Hardly anywhere else in the country can undergraduates get this kind of exposure to cutting edge, practical research into major political events. Students involved in the Rose Institute’s research opportunities “have contributed significantly to the Institute’s survey research programs, providing high-quality interviewing services, assisting in data presentation, and often playing key roles in analysis. Today, all Rose Institute students are trained in GIS, survey research, fiscal analysis, and legal and regulatory analysis.” For anyone wanting to pursue a career in politics or in government, these are certainly skills that will get a foot in the door.

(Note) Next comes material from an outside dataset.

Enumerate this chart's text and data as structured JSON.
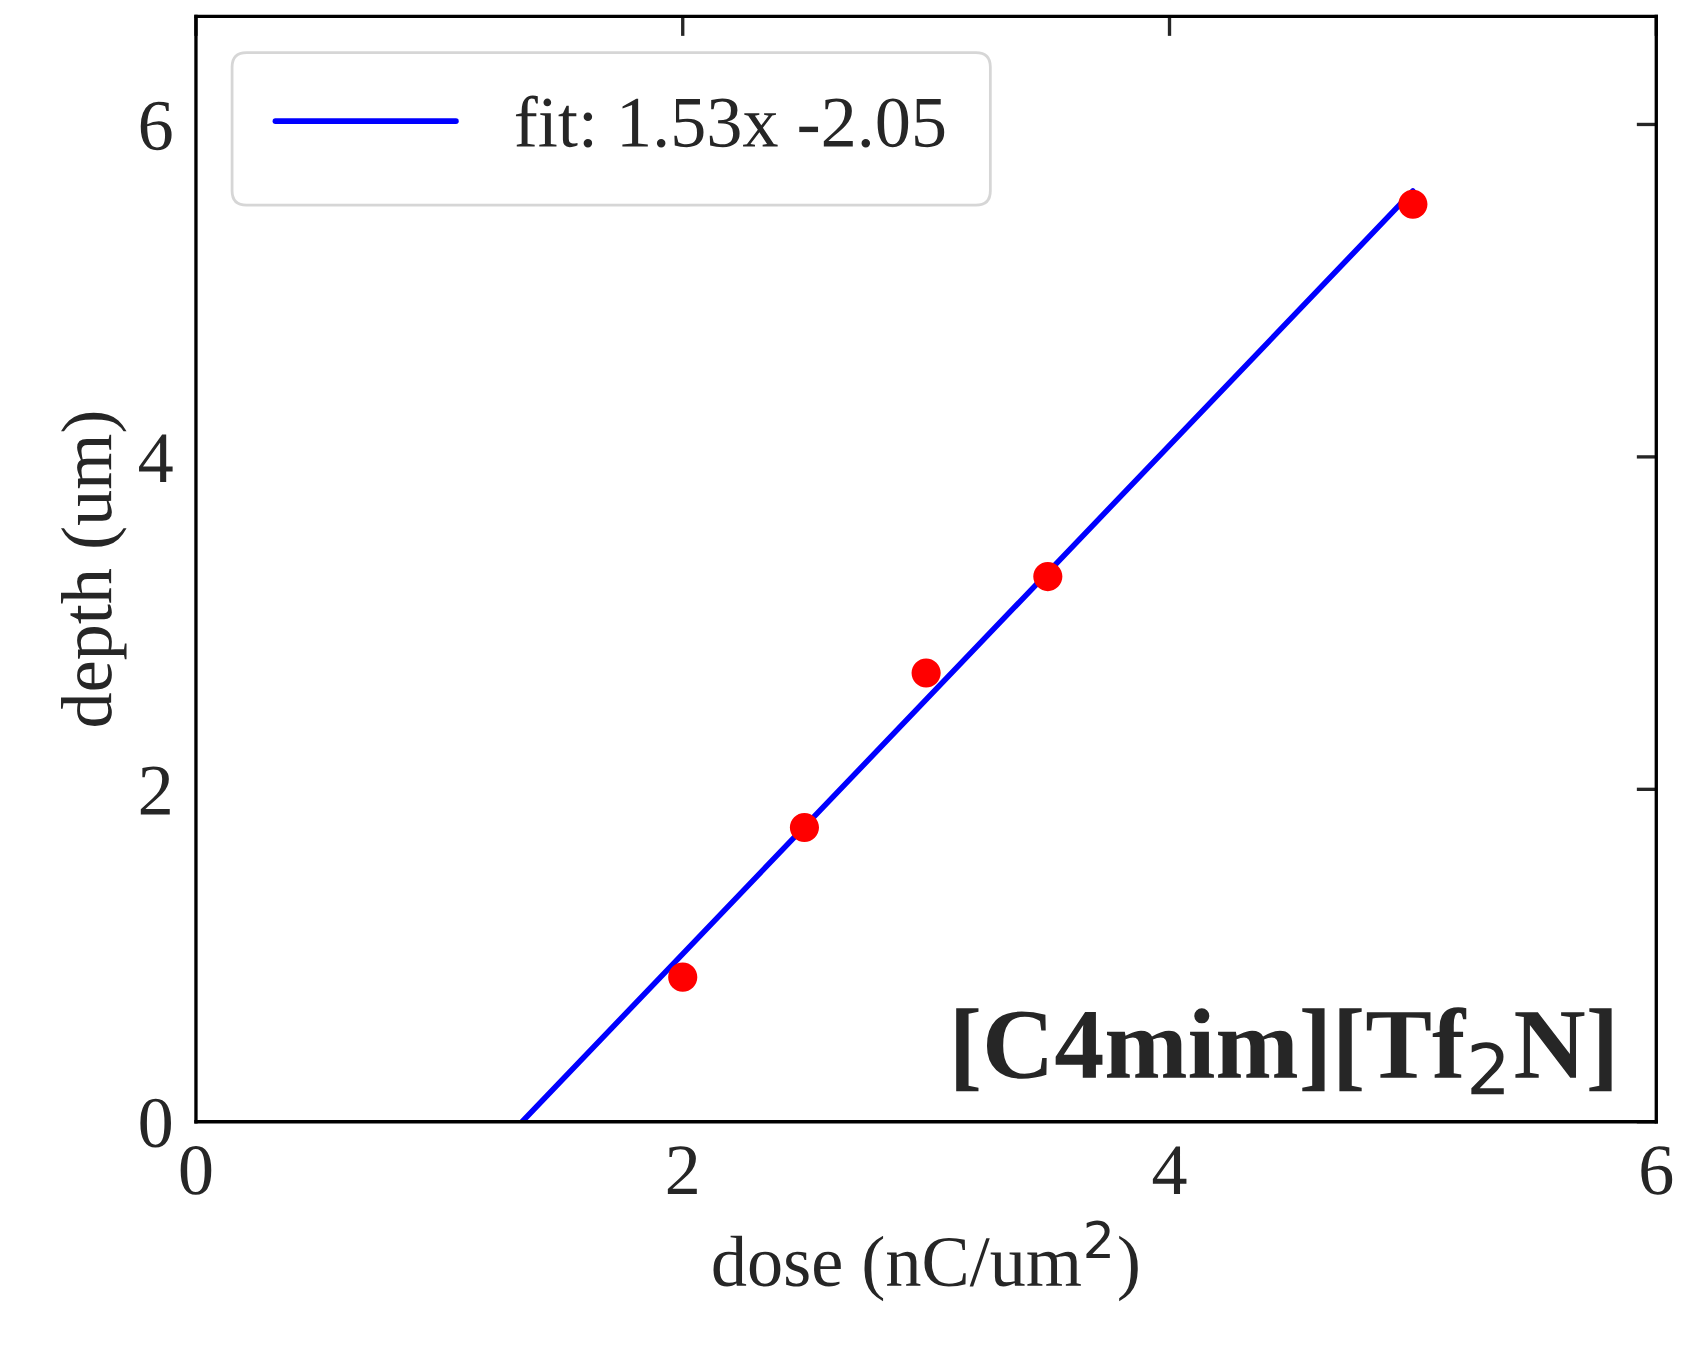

The Rose Center conducts a huge number of research efforts, including a joint venture between the Rose Institute and CMC’s Lowe Institute for Political Economy called the Inland Empire Center. The Inland Empire is a metro region east of LA that has, despite being the country’s 14th largest metro area, been subject to shockingly few political and economic analyses. The Inland Empire Center, established in 2010, seeks to change that. Through another of its research efforts, the Miller-Rose Initiative Database, the Rose Center shifts focus away from California and onto the country as a whole. “Originally developed by Dr. Ken Miller of Claremont McKenna College and student researchers as the empirical basis for Dr. Miller’s book Direct Democracy and the Courts,” the college explains, the Initiative Database tracks every ballot initiative in the country, from 1904 to 2013, and also tracks post-election challenges to voter passed initiatives. It has served as an invaluable resource for political science researchers nationwide and is indicative of the valuable and lasting research opportunities available to CMC students.